Tout comme le président russe Vladimir Poutine a tenté de justifier son agression inadmissible en Ukraine par une défense contre l’élargissement de l’OTAN, les craintes de longue date de la Chine face à l’endiguement américain jouent sur des anxiétés similaires au sein des cercles dirigeants chinois. Henry Kissinger, l’architecte de la politique américano-chinoise moderne, a récemment mis en garde contre le penchant des États-Unis pour une « confrontation sans fin » avec la Chine et a lancé un appel à la « flexibilité nixonienne » pour résoudre un conflit de plus en plus dangereux.
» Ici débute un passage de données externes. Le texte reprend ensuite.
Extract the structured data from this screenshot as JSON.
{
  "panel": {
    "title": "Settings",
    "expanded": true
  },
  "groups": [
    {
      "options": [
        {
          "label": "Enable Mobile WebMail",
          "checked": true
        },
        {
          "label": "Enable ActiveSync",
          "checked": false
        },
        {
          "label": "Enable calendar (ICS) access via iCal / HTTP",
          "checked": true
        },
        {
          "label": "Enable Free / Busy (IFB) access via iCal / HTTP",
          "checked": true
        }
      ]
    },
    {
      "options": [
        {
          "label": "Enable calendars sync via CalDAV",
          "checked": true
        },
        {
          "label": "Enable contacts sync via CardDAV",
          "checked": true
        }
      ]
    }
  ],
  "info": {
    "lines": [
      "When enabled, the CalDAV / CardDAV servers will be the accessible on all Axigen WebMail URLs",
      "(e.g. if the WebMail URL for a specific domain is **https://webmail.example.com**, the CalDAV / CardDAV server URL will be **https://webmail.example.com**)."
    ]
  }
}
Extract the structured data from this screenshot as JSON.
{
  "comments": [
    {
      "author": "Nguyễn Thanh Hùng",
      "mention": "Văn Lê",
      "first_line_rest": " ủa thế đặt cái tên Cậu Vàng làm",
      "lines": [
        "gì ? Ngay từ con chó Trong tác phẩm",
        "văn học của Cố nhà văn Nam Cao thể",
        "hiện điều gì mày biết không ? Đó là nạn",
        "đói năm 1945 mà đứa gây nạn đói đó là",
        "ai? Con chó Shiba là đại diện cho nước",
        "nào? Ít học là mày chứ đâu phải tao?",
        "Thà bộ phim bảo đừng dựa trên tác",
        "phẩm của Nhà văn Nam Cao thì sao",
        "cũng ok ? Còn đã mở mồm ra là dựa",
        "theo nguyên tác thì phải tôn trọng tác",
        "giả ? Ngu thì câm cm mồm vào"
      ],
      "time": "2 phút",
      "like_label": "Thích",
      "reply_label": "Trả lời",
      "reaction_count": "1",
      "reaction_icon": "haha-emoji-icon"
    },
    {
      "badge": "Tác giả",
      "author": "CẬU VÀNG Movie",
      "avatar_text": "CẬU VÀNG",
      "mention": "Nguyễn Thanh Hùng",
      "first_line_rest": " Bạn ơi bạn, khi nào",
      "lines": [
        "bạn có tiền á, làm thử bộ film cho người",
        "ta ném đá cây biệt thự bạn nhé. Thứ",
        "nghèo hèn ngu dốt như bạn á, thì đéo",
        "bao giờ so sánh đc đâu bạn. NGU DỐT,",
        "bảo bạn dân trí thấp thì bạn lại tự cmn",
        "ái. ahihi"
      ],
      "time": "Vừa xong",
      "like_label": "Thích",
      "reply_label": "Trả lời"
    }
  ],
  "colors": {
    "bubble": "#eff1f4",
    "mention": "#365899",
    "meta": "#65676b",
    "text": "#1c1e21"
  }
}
Mais, comme je le soutiens dans mon prochain livre, Accidental Conflict, il faudra bien plus que cela pour mettre fin à l’escalade du conflit sino-américain.

La mondialisation a toujours été un terme accrocheur en manque d’une théorie sous-jacente. Certes, le commerce a été le ciment qui a favorisé l’intégration de l’économie mondiale. Mais la « marée montante » est loin d’avoir soulevé tous les bateaux présents en mer. Avec un monde assailli par le changement climatique, les pandémies et une nouvelle guerre choquante en Europe – sans parler de l’inégalité croissante et des tensions sociales et politiques qui en découlent – la défense de la mondialisation est en lambeaux. Et la Chine pourrait bien être celle qui a le plus à perdre.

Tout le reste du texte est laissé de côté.